The fact that these two articles were by the same author, had the same title, were published just a week apart and could easily have been published as one, longer article, says to me that merging the threads was the right thing to do.

The other option would have been to bury the second thread and consider another thread about that second article a few months later, but that didn’t seem like the best option, given how much the two articles are so related and continuous.

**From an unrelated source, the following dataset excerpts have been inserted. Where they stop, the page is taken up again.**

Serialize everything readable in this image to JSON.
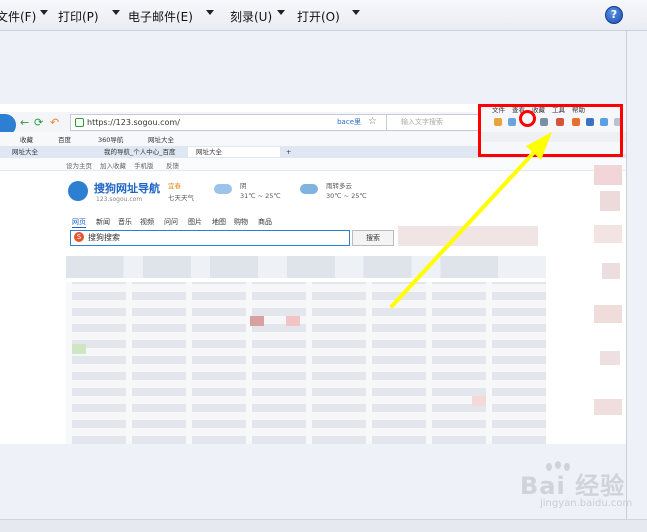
{
  "menu": {
    "items": [
      {
        "label": "文件(F)"
      },
      {
        "label": "打印(P)"
      },
      {
        "label": "电子邮件(E)"
      },
      {
        "label": "刻录(U)"
      },
      {
        "label": "打开(O)"
      }
    ],
    "help_icon": "help-icon",
    "help_glyph": "?"
  },
  "browser": {
    "url": "https://123.sogou.com/",
    "url_badge": "bace里",
    "search_placeholder": "输入文字搜索",
    "favorites": [
      "收藏",
      "百度",
      "360导航",
      "网址大全"
    ],
    "tabs": [
      {
        "label": "网址大全",
        "active": false
      },
      {
        "label": "我的导航_个人中心_百度",
        "active": false
      },
      {
        "label": "网址大全",
        "active": true
      }
    ],
    "subnav": [
      "设为主页",
      "加入收藏",
      "手机版",
      "反馈"
    ],
    "site_name": "搜狗网址导航",
    "site_domain": "123.sogou.com",
    "weather": [
      {
        "city": "宜春",
        "desc": "七天天气"
      },
      {
        "cond": "阴",
        "temp": "31℃ ~ 25℃"
      },
      {
        "cond": "雨转多云",
        "temp": "30℃ ~ 25℃"
      }
    ],
    "search_tabs": [
      "网页",
      "新闻",
      "音乐",
      "视频",
      "问问",
      "图片",
      "地图",
      "购物",
      "商品"
    ],
    "search_brand": "搜狗搜索",
    "search_button": "搜索",
    "toolbar_labels": [
      "文件",
      "查看",
      "收藏",
      "工具",
      "帮助"
    ]
  },
  "colors": {
    "highlight": "#ff0000",
    "arrow": "#ffff00",
    "brand": "#2d7fd1"
  },
  "watermark": {
    "brand": "Bai 经验",
    "url": "jingyan.baidu.com"
  }
}
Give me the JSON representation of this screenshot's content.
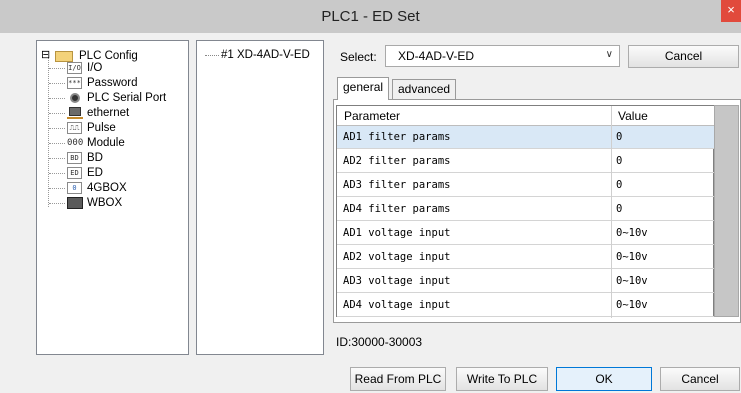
{
  "window": {
    "title": "PLC1 - ED Set",
    "close_glyph": "×"
  },
  "tree": {
    "root": {
      "label": "PLC Config",
      "icon": "folder-icon",
      "expander": "⊟"
    },
    "items": [
      {
        "label": "I/O",
        "icon_text": "I/O",
        "icon": "io-icon"
      },
      {
        "label": "Password",
        "icon_text": "***",
        "icon": "password-icon"
      },
      {
        "label": "PLC Serial Port",
        "icon_text": "",
        "icon": "serial-port-icon"
      },
      {
        "label": "ethernet",
        "icon_text": "",
        "icon": "ethernet-icon"
      },
      {
        "label": "Pulse",
        "icon_text": "⎍⎍",
        "icon": "pulse-icon"
      },
      {
        "label": "Module",
        "icon_text": "000",
        "icon": "module-icon"
      },
      {
        "label": "BD",
        "icon_text": "BD",
        "icon": "bd-icon"
      },
      {
        "label": "ED",
        "icon_text": "ED",
        "icon": "ed-icon"
      },
      {
        "label": "4GBOX",
        "icon_text": "0",
        "icon": "4gbox-icon"
      },
      {
        "label": "WBOX",
        "icon_text": "",
        "icon": "wbox-icon"
      }
    ]
  },
  "slots": {
    "items": [
      {
        "label": "#1 XD-4AD-V-ED"
      }
    ]
  },
  "select": {
    "label": "Select:",
    "value": "XD-4AD-V-ED",
    "cancel_label": "Cancel"
  },
  "tabs": [
    {
      "label": "general",
      "active": true
    },
    {
      "label": "advanced",
      "active": false
    }
  ],
  "table": {
    "headers": {
      "param": "Parameter",
      "value": "Value"
    },
    "rows": [
      {
        "param": "AD1 filter params",
        "value": "0"
      },
      {
        "param": "AD2 filter params",
        "value": "0"
      },
      {
        "param": "AD3 filter params",
        "value": "0"
      },
      {
        "param": "AD4 filter params",
        "value": "0"
      },
      {
        "param": "AD1 voltage input",
        "value": "0~10v"
      },
      {
        "param": "AD2 voltage input",
        "value": "0~10v"
      },
      {
        "param": "AD3 voltage input",
        "value": "0~10v"
      },
      {
        "param": "AD4 voltage input",
        "value": "0~10v"
      }
    ]
  },
  "id_range": "ID:30000-30003",
  "buttons": {
    "read": "Read From PLC",
    "write": "Write To PLC",
    "ok": "OK",
    "cancel": "Cancel"
  },
  "colors": {
    "titlebar": "#c9c9c9",
    "close": "#e14a3c",
    "selected_row": "#d9e8f6",
    "ok_border": "#0078d7"
  }
}
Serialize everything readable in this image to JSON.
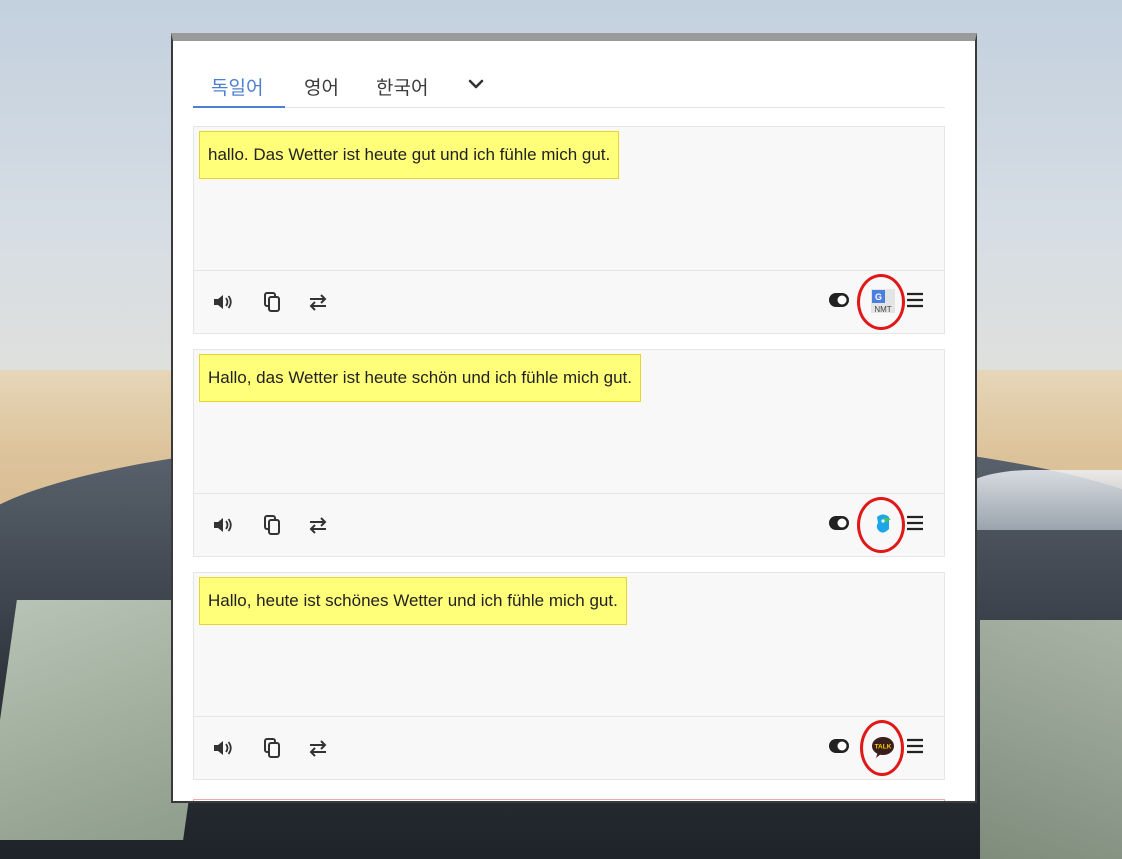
{
  "tabs": [
    {
      "label": "독일어",
      "active": true
    },
    {
      "label": "영어",
      "active": false
    },
    {
      "label": "한국어",
      "active": false
    }
  ],
  "more_languages_icon": "chevron-down-icon",
  "cards": [
    {
      "text": "hallo. Das Wetter ist heute gut und ich fühle mich gut.",
      "engine": "google-nmt",
      "engine_label": "NMT"
    },
    {
      "text": "Hallo, das Wetter ist heute schön und ich fühle mich gut.",
      "engine": "papago"
    },
    {
      "text": "Hallo, heute ist schönes Wetter und ich fühle mich gut.",
      "engine": "kakao",
      "engine_label": "TALK"
    }
  ],
  "toolbar_icons": [
    "speaker-icon",
    "copy-icon",
    "swap-icon",
    "toggle-icon",
    "menu-icon"
  ],
  "colors": {
    "accent": "#4d7fd1",
    "highlight": "#ffff7a",
    "annotation": "#e01818"
  }
}
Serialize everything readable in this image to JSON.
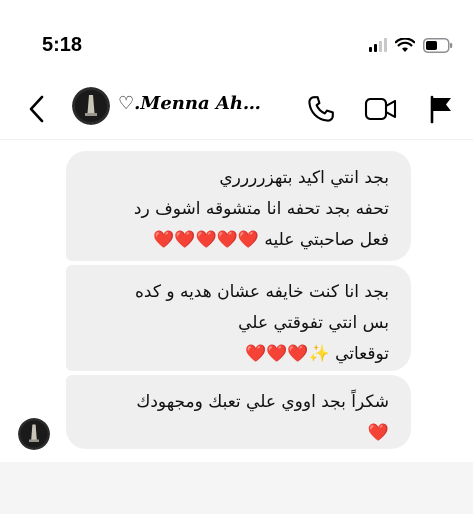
{
  "status_bar": {
    "time": "5:18",
    "signal_icon": "cellular-signal-icon",
    "wifi_icon": "wifi-icon",
    "battery_icon": "battery-icon"
  },
  "header": {
    "back_icon": "chevron-left-icon",
    "avatar_icon": "profile-avatar",
    "contact_name": "♡.Menna Ah…",
    "actions": {
      "call_icon": "phone-icon",
      "video_icon": "video-camera-icon",
      "report_icon": "flag-icon"
    }
  },
  "messages": [
    {
      "lines": [
        "بجد انتي اكيد بتهزرررري",
        "تحفه بجد تحفه انا متشوقه اشوف رد",
        "فعل صاحبتي عليه ❤️❤️❤️❤️❤️"
      ]
    },
    {
      "lines": [
        "بجد انا كنت خايفه عشان هديه و كده",
        "بس انتي تفوقتي علي",
        "توقعاتي ✨❤️❤️❤️"
      ]
    },
    {
      "lines": [
        "شكراً بجد اووي علي تعبك ومجهودك",
        "❤️"
      ]
    }
  ],
  "colors": {
    "bubble_background": "#efefef",
    "text": "#111111",
    "divider": "#efefef"
  }
}
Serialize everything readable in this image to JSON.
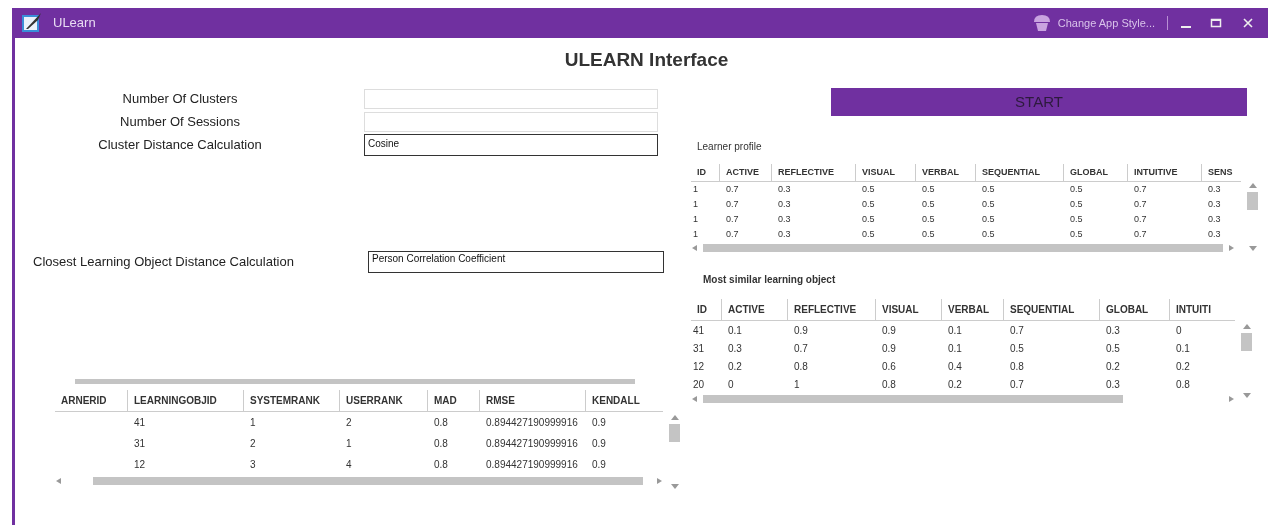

Edit: Just thought I'd add that a major factor in deciding to merge the threads was this opening to the second part by the author:

The first article in this series provided an overview of Home Assistant, its community, and its capabilities. It was deliberately short on descriptions of interesting things that can be done with Home Assistant, though — the reasons why one might actually want to use this program. In this closing article, we'll look at how Home Assistant was used to solve some real problems.

To me it makes all the difference that the first part is introductory/high-level whilst the second part goes deeper into usage-scenarios. We'd treat it differently if each part went deeply into different aspects on the project.

pabs3•11mo ago
Thanks for the response, guess that makes sense.
pabs3•11mo ago
BTW, on lobste.rs, they can merge threads into one, and all the URLs are shown at the top. That might be a useful change to adopt for HN too?